Выбрать главу

Когда он играет черта в одном из спектаклей, я каждый раз замираю в одном и том же месте. Потому что Сэм разворачивается на каблуках, ловко, будто хочет закрутиться волчком, раскидывает руки, запрокидывает голову. Полы алого сюртука распускаются цветком — а он вдруг останавливается и хохочет — и смех этот густой, он идет из самой сердцевины. От него, кажется, дрожит воздух вокруг Сэма, смех пропитывает и кулисы, и всех, кто сидит в зрительном зале, и меня. Он сочится, пробирается прямо внутрь и все в тебе теплеет, как после чаю с медом. Смех бежит горячим по венам, пронизывает насквозь, он словно впитывается в тебя до самых пяток, он впечатывает мои пятки в землю, соединяет меня с ней будто навсегда.

Вот так умеет Сэм.

Ведь Сэм — Шут, я точно знаю. Самый настоящий, самый первый, самый правильный шут.

Шут — это его кукла. Его роль — которую он играет лучше всех.

Когда я просил отдать мне куклу, я ничего не знал про Голландию.

Не знал, что Сэм скоро уедет навсегда.

А теперь ужасно рад, что выпросил Шута. Так у меня останется хоть что-то от него.

Шут — самая лучшая кукла Лёлика, он сам так говорит.

Лёлик, конечно, тоже шут.

Он был здесь еще до моего рождения.
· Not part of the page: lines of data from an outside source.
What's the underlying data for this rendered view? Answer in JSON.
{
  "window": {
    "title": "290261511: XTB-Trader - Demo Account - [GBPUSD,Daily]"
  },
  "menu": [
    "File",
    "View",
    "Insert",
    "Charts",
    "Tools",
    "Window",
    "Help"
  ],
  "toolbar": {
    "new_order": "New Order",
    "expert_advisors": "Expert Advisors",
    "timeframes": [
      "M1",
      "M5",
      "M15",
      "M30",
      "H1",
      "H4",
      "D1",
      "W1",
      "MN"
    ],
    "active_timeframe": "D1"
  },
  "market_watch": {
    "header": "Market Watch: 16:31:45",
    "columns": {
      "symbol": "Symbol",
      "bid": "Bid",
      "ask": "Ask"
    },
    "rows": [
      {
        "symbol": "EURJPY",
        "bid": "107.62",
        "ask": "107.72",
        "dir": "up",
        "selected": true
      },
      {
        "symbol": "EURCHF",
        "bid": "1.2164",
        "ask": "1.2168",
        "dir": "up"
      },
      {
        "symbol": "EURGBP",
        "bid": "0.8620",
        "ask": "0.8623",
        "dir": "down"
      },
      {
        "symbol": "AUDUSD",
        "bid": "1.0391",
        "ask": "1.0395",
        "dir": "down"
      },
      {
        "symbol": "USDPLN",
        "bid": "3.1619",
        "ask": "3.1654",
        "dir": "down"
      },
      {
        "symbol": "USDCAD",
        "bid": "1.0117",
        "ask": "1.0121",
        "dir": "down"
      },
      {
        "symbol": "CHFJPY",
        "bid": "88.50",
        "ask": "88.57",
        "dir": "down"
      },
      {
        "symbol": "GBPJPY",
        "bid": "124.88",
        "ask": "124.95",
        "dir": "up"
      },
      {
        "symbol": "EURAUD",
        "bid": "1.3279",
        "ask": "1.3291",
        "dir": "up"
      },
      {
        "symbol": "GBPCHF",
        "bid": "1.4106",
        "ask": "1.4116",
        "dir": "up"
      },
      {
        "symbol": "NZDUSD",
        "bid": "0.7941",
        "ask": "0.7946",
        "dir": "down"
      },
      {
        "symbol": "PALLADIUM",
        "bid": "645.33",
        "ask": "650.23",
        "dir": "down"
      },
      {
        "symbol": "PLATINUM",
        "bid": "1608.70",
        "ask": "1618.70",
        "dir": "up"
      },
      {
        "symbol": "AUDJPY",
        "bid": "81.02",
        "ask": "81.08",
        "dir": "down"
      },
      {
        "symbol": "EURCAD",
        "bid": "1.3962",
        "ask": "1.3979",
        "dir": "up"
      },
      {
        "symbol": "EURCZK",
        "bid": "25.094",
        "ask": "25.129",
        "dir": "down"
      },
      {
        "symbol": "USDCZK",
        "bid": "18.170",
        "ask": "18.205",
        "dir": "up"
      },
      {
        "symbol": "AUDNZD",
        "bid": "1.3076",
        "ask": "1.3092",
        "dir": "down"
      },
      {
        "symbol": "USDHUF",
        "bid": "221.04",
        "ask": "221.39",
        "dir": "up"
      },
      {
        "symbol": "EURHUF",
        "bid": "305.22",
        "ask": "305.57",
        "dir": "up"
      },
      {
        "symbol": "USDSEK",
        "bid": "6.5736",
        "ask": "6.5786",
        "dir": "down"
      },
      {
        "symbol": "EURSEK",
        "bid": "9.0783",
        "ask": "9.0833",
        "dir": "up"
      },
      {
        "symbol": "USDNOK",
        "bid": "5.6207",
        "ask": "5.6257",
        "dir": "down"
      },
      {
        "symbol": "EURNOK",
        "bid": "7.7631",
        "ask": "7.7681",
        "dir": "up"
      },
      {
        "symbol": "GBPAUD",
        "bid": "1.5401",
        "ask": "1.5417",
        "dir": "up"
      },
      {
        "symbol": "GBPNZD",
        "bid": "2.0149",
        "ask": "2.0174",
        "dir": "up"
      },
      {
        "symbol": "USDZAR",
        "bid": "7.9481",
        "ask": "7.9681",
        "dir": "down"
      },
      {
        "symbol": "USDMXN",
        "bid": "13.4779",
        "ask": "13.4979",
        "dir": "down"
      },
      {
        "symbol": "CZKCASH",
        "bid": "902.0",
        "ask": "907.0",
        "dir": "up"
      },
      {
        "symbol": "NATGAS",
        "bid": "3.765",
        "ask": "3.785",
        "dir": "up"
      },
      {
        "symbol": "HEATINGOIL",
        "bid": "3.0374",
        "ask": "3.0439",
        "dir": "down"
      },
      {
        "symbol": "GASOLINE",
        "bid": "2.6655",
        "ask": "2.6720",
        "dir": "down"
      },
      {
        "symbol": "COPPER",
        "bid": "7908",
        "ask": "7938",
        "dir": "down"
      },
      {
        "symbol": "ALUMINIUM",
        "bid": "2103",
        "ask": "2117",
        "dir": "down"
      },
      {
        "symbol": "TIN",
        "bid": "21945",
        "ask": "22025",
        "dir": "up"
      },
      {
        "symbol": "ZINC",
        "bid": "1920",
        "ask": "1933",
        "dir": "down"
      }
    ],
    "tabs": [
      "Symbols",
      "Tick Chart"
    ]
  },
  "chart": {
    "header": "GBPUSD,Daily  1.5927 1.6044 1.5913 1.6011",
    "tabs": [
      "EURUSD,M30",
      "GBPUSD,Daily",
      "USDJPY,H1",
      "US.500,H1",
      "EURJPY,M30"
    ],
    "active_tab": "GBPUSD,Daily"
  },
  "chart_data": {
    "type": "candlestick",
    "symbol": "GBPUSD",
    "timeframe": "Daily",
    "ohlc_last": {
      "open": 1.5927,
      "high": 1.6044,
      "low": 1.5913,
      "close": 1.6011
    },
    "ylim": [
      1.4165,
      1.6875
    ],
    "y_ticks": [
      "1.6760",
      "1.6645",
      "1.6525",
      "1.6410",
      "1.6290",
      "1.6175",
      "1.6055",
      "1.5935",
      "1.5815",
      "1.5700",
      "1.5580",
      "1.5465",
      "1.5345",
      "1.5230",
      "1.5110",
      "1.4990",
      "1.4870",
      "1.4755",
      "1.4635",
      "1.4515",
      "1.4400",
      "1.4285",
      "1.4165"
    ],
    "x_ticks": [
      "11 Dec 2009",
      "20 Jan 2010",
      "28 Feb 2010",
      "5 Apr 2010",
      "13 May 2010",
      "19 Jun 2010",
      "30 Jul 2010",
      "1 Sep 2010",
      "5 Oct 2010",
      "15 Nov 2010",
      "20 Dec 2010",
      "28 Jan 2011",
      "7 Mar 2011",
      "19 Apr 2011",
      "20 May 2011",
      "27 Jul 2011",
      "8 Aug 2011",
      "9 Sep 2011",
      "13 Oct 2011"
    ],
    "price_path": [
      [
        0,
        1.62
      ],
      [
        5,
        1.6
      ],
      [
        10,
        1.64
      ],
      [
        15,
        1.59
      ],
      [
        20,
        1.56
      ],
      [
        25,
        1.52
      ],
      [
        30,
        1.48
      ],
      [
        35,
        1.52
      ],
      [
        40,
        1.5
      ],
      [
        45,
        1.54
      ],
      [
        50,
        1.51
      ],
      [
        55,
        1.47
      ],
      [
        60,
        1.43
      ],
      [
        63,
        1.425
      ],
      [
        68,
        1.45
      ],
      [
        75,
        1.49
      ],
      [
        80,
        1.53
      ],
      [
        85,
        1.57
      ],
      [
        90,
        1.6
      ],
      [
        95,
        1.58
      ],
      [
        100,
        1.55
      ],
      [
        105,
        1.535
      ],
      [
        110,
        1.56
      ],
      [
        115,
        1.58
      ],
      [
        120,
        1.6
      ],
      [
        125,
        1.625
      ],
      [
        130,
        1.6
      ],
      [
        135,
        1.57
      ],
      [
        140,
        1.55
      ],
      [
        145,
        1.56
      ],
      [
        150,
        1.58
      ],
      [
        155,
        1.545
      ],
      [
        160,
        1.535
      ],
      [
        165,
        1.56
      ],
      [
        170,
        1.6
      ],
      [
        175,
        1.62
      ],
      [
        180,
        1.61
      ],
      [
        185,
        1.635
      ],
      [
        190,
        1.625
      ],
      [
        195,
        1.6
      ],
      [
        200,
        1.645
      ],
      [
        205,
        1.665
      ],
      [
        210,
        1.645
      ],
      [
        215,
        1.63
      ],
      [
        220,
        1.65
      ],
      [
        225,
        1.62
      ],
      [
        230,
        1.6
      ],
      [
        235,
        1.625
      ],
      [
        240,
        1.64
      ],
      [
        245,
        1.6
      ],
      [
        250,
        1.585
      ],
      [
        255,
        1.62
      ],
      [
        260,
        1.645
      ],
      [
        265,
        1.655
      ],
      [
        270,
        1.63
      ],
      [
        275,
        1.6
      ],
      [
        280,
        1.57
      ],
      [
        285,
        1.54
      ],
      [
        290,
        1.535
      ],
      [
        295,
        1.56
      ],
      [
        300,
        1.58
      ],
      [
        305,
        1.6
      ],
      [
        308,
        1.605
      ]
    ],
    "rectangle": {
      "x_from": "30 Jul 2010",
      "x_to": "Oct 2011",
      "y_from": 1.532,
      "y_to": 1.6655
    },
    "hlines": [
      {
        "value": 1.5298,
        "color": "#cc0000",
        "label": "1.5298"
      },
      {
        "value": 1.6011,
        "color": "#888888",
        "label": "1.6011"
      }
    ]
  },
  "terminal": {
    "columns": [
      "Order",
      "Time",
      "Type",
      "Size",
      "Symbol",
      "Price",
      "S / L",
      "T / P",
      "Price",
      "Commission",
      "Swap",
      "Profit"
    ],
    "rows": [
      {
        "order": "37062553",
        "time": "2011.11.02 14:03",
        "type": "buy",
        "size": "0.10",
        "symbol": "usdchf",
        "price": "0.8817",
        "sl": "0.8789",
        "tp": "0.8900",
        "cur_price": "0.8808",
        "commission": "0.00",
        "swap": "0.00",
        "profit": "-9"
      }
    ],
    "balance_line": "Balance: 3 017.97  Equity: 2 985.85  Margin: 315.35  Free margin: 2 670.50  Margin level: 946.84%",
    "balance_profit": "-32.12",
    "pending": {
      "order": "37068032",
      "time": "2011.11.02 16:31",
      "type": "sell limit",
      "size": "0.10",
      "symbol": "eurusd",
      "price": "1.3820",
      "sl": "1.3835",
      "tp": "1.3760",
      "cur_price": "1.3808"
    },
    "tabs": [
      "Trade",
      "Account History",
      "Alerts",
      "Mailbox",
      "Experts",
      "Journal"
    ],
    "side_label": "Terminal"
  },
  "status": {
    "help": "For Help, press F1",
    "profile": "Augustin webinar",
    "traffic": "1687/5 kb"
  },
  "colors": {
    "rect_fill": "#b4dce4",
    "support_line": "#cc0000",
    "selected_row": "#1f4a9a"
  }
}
И до рождения всех кукол. Кажется, что ему сто лет и он столько всего перевидал, что на каждое слово у него находится история.
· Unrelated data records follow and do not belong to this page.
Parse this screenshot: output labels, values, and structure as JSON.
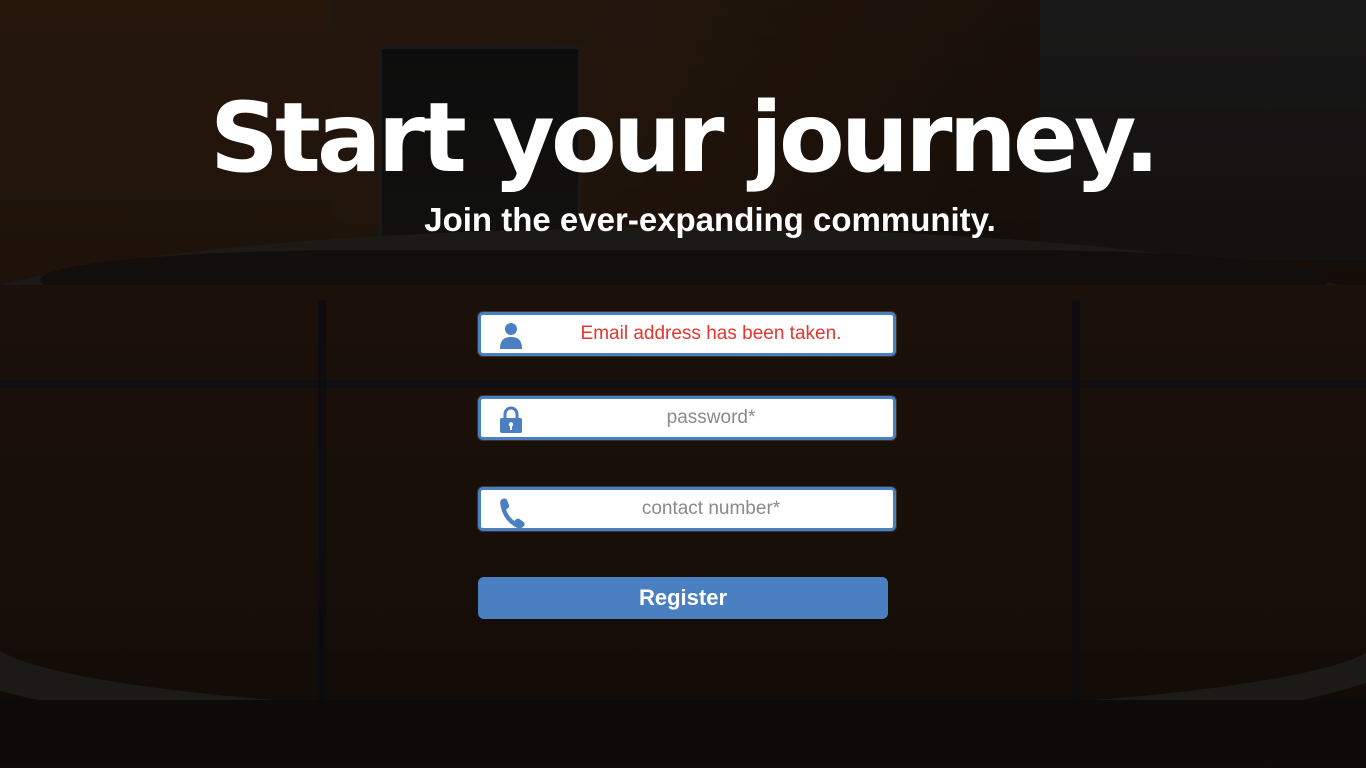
{
  "hero": {
    "title": "Start your journey.",
    "subtitle": "Join the ever-expanding community."
  },
  "form": {
    "email": {
      "placeholder": "Email address has been taken.",
      "icon": "user-icon",
      "state": "error"
    },
    "password": {
      "placeholder": "password*",
      "icon": "lock-icon"
    },
    "contact": {
      "placeholder": "contact number*",
      "icon": "phone-icon"
    },
    "register_label": "Register"
  },
  "colors": {
    "accent": "#4a80c2",
    "error": "#e2362f",
    "placeholder": "#8a8a8a",
    "text": "#ffffff"
  }
}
Дверь в театральные мастерские — к Лёлику — всегда открыта. В холле перед дверью — шум и гам, а за порогом — другой, волшебный мир.

Только шагни на рассохшиеся, но крепкие ступеньки, ведущие круто вниз, только пригнись легонько, потому что над головой — старинный сводчатый потолок — и сразу запахнет свежей бумагой, клеем, липовой и березовой стружкой, шоколадными конфетами, которые тут всегда к чаю, кисловато-остро — краской и непонятно отчего, сеном.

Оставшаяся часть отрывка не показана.